Cult Critic - As executive film producer, how did you do your best to ensure people’s safety and how did the situation play out? Flávia and Pedro - As film producers, we, Flávia Couto and Pedro Guilherme, decided to test all the participants of the filming for Covid, who remained in isolation awaiting the results of the exams before the filming period. With the negative results, we were able to film safely, using masks and respecting all the proper hygiene rules. Cult Critic - What precautions and measures did you take to not run afoul of the government and what could be the consequences?

Flávia and Pedro - We, as film artists and Brazilian citizens, suffered directly from all the consequences of this government and we denounced these true events in relation to the number of deaths, denialism and neglect of human lives.

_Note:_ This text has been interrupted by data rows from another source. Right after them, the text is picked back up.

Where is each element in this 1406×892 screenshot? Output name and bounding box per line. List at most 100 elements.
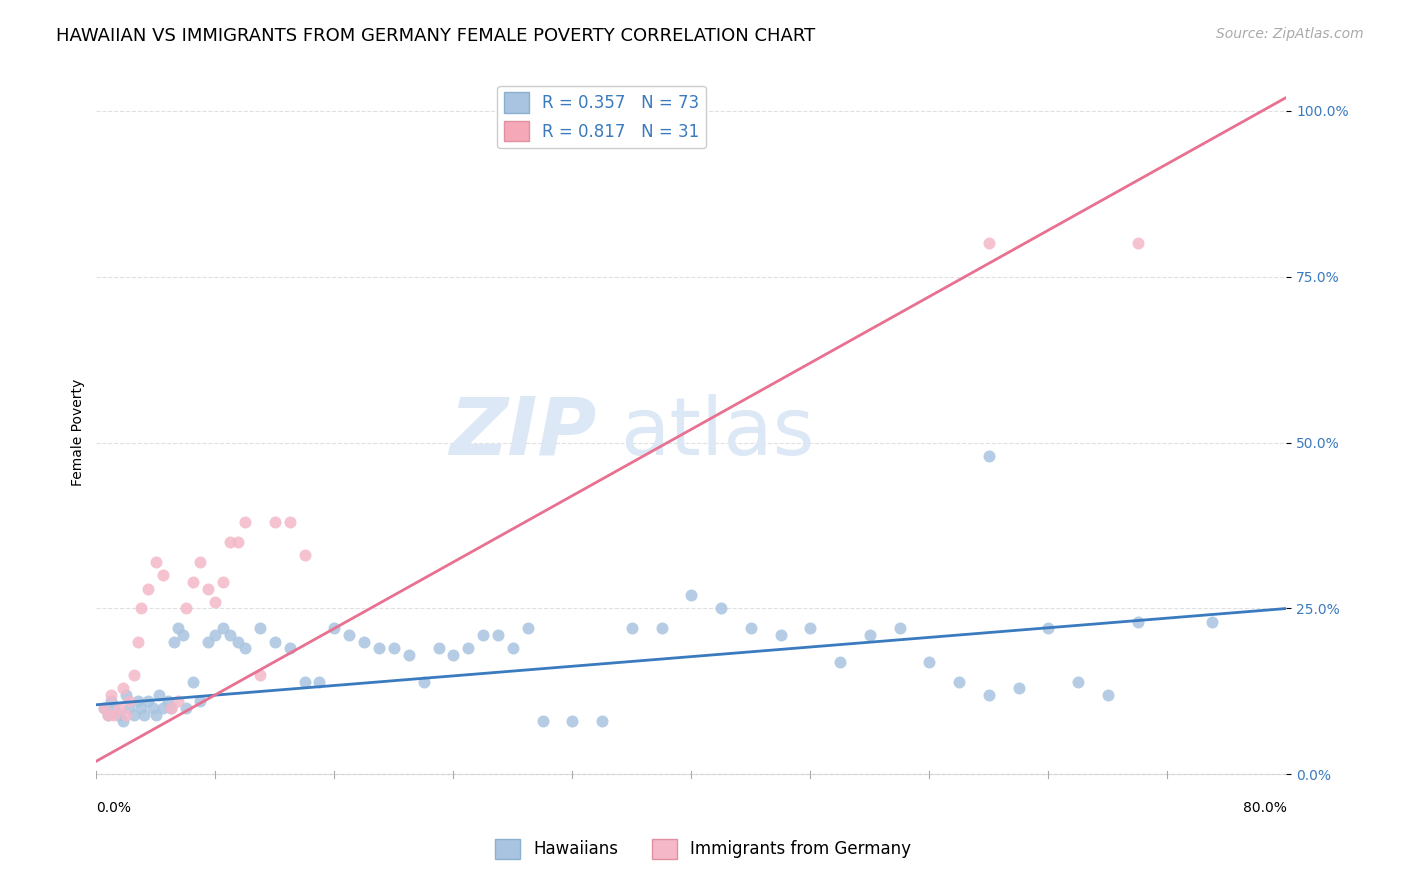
Point	[308, 674, 330, 689]
Point	[486, 628, 509, 642]
Point	[1126, 236, 1149, 251]
Point	[353, 634, 375, 648]
Point	[382, 641, 405, 656]
Point	[740, 621, 762, 635]
Point	[651, 621, 673, 635]
Point	[197, 582, 219, 596]
Point	[1097, 688, 1119, 702]
Point	[107, 701, 129, 715]
Point	[159, 701, 181, 715]
Point	[368, 641, 391, 656]
Y-axis label: Female Poverty: Female Poverty	[72, 379, 86, 486]
Point	[211, 574, 233, 589]
Point	[172, 628, 194, 642]
Point	[148, 688, 170, 702]
Point	[97, 707, 120, 722]
Point	[516, 621, 538, 635]
Point	[181, 574, 204, 589]
Point	[323, 621, 346, 635]
Point	[138, 694, 160, 708]
Point	[249, 668, 271, 682]
Point	[233, 515, 256, 529]
Point	[1008, 681, 1031, 695]
Point	[118, 701, 141, 715]
Point	[219, 535, 242, 549]
Point	[181, 674, 204, 689]
Point	[127, 694, 149, 708]
Point	[249, 621, 271, 635]
Point	[1067, 674, 1090, 689]
Point	[591, 714, 613, 729]
Point	[948, 674, 970, 689]
Point	[204, 628, 226, 642]
Point	[93, 701, 115, 715]
Point	[174, 701, 197, 715]
Point	[152, 701, 174, 715]
Point	[174, 601, 197, 615]
Point	[918, 655, 941, 669]
Point	[115, 688, 138, 702]
Point	[441, 648, 464, 662]
Point	[457, 641, 479, 656]
Point	[156, 694, 179, 708]
Point	[412, 674, 434, 689]
Point	[830, 655, 852, 669]
Point	[427, 641, 450, 656]
Text: ZIP: ZIP	[449, 393, 596, 472]
Point	[337, 628, 360, 642]
Point	[112, 714, 135, 729]
Point	[398, 648, 420, 662]
Point	[197, 634, 219, 648]
Point	[233, 641, 256, 656]
Point	[710, 601, 733, 615]
Legend: R = 0.357   N = 73, R = 0.817   N = 31: R = 0.357 N = 73, R = 0.817 N = 31	[498, 86, 706, 148]
Point	[502, 641, 524, 656]
Point	[103, 707, 125, 722]
Point	[115, 707, 138, 722]
Point	[531, 714, 554, 729]
Legend: Hawaiians, Immigrants from Germany: Hawaiians, Immigrants from Germany	[488, 832, 918, 866]
Text: atlas: atlas	[620, 393, 814, 472]
Point	[122, 707, 145, 722]
Point	[107, 707, 129, 722]
Point	[472, 628, 495, 642]
Point	[977, 688, 1000, 702]
Point	[799, 621, 821, 635]
Point	[100, 688, 122, 702]
Point	[1038, 621, 1060, 635]
Point	[112, 681, 135, 695]
Point	[859, 628, 882, 642]
Point	[620, 621, 643, 635]
Text: 0.0%: 0.0%	[97, 801, 131, 815]
Point	[152, 568, 174, 582]
Text: Source: ZipAtlas.com: Source: ZipAtlas.com	[1216, 27, 1364, 41]
Point	[142, 701, 165, 715]
Point	[129, 701, 152, 715]
Point	[226, 535, 249, 549]
Point	[294, 674, 316, 689]
Point	[97, 707, 120, 722]
Point	[681, 588, 703, 602]
Point	[190, 555, 212, 569]
Point	[118, 694, 141, 708]
Point	[122, 668, 145, 682]
Point	[263, 634, 285, 648]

Everything we reported was part of the reality of all Brazilians. We cannot be silent in the face of all this. We need to denounce this violence with our art. Fortunately today, even with the delay of vaccines in our country, we managed to be in a better situation.

Cult Critic - What do you hope that lovers, creatives and leaders take away from Love and the Plague?

Flávia and Pedro - We hope that people can be inspired by the reflection the film proposes on eroticism, the forces of life and death, the power of affections, creation and of art so that we can overcome difficult moments of life and from our history. But we also want to share these testimonies of authors from another time on these themes, as well as our testimonies as Brazilian artists in this troubled epidemic moment in the world and in the politics of our country, under the command of a denialist and genocidal president responsible for almost 700 thousand deaths. Through the film, we want to denounce this catastrophic situation that we are experiencing and record these dark moments in a poetic and affective way, but giving them life, resisting with our art and making it resist.